- Interactive map of Dieci Boutique Restaurant

Restaurant information
- Established: 14 May 2021
- Owners: Gianfranco Chiarini, Anna Chiarini, Jimmy Beasley
- Head chef: Gianfranco Chiarini
- Food type: Tasting menu, seasonal, Bulgarian cuisine
- Dress code: Smart casual
- Location: Devino, Bulgaria
- Reservations: Required
- Website: dieciboutique.com

= Dieci Boutique Restaurant =

Dieci Boutique Restaurant is a fine dining establishment located in the village of Devino, Bulgaria. The restaurant was founded by chef Gianfranco Chiarini, his wife and sommelier Anna Chiarini, and business partner Jimmy Beasley. In 2026, it was named Restaurant of the Year Aqua Panna & S.Pellegrino at the Bacchus Restaurant of the Year awards in Sofia.

== History ==
The restaurant is housed in a structure that formerly served as a local elementary school, originally built around 120 years ago and left unused since the late 1990s following the dissolution of the Soviet Union.

In 2025, it received a three-star rating from the Sustainable Restaurant Association based in London, as the only 100% sustainable restaurant in Bulgaria at that time.
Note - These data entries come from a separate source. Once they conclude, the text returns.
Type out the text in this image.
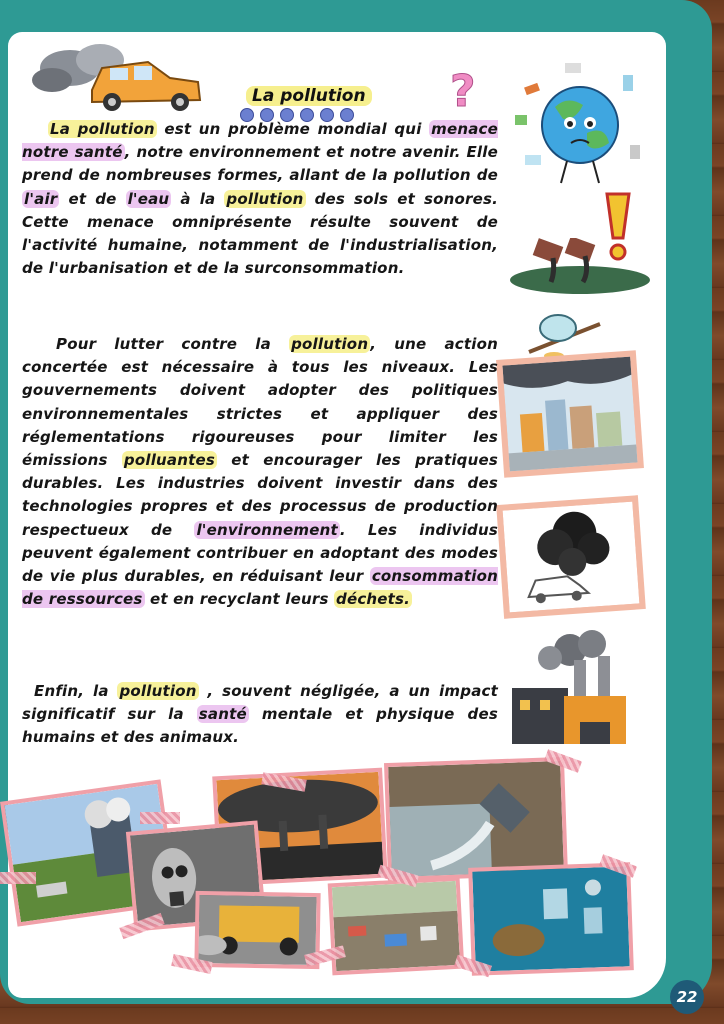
La pollution ?
La pollution est un problème mondial qui menace notre santé , notre environnement et notre avenir. Elle prend de nombreuses formes, allant de la pollution de l'air et de l'eau à la pollution des sols et sonores. Cette menace omniprésente résulte souvent de l'activité humaine, notamment de l'industrialisation, de l'urbanisation et de la surconsommation.
Pour lutter contre la pollution , une action concertée est nécessaire à tous les niveaux. Les gouvernements doivent adopter des politiques environnementales strictes et appliquer des réglementations rigoureuses pour limiter les émissions polluantes et encourager les pratiques durables. Les industries doivent investir dans des technologies propres et des processus de production respectueux de l'environnement . Les individus peuvent également contribuer en adoptant des modes de vie plus durables, en réduisant leur consommation de ressources et en recyclant leurs déchets.
Enfin, la pollution , souvent négligée, a un impact significatif sur la santé mentale et physique des humains et des animaux.
22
Green Key International, headquartered in Copenhagen, named it the most sustainable restaurant in Eastern Europe for that year.

In 2026, the restaurant renewed its Green Key environmental certification.

In 2026, the restaurant was included in the La Liste Top 1000 restaurants in the world.

In 2026, Dieci Boutique Restaurant became the official headquarters of the Bailliage de Bulgarie of La Chaîne des Rôtisseurs, the Bulgarian chapter of the international gastronomic society founded in 1248.

In 2026, Dieci Boutique Restaurant received the Ospitalità Italiana certification, awarded by the Italian Chambers of Commerce to restaurants outside Italy that meet established standards of authenticity, quality, and Italian hospitality.

In 2026, Dieci's chef-owner Gianfranco Chiarini was admitted to the Associazione Italiana Ambasciatori del Gusto (Ambasciatori del Gusto), an Italian association founded in 2016 that brings together professionals dedicated to promoting Italian gastronomy, hospitality, and food culture. Its membership includes three-Michelin-starred chefs Massimo Bottura, Antonino Cannavacciuolo, Enrico Bartolini, Niko Romito and Giancarlo Perbellini, as well as Carlo Cracco and Andrea Berton. Chiarini's admission was formally marked at a ceremony in Milan on 30 July 2026, where he was welcomed by the association's president, chef Alessandro Gilmozzi.

In August 2026, Dieci became the first Bulgarian restaurant to be included in the We're Smart Green Guide with a rating of three radishes. The guide defines a three-radish restaurant as vegetable-forward, with an additional focus on sustainability.

National broadcaster NOVA TV has reported that Dieci may become the first restaurant in Bulgaria to receive a Michelin star when the Michelin Guide expands into the country.

In 2026, Dieci Boutique Restaurant was named Restaurant of the Year Aqua Panna & S.Pellegrino at the annual awards organized by Bacchus magazine, held in Sofia on 12 March 2026.

=== Concept and operations ===
It operates on a small scale, offering a 10-course seasonal tasting menu to no more than 10 guests per evening. The menu is strictly farm-to-table and composed exclusively of Bulgarian ingredients. Water is sourced from a natural deep well, and renovations included the use of eco-friendly materials, including hemp-based insulation and carpeting. It processes its own food waste and recycles plastic, glass, metal, and paper materials. It became energy-independent and zero-waste in 2024.

== Publications ==
In 2023, the restaurant published a book titled One of a Kind, detailing its philosophy, design, and culinary approach.
In early 2026, Dieci Boutique Restaurant published a second book, Dieci & Beyond, documenting aspects of its sustainability practices and a selection of its recipes; the book is listed on the publisher’s platform.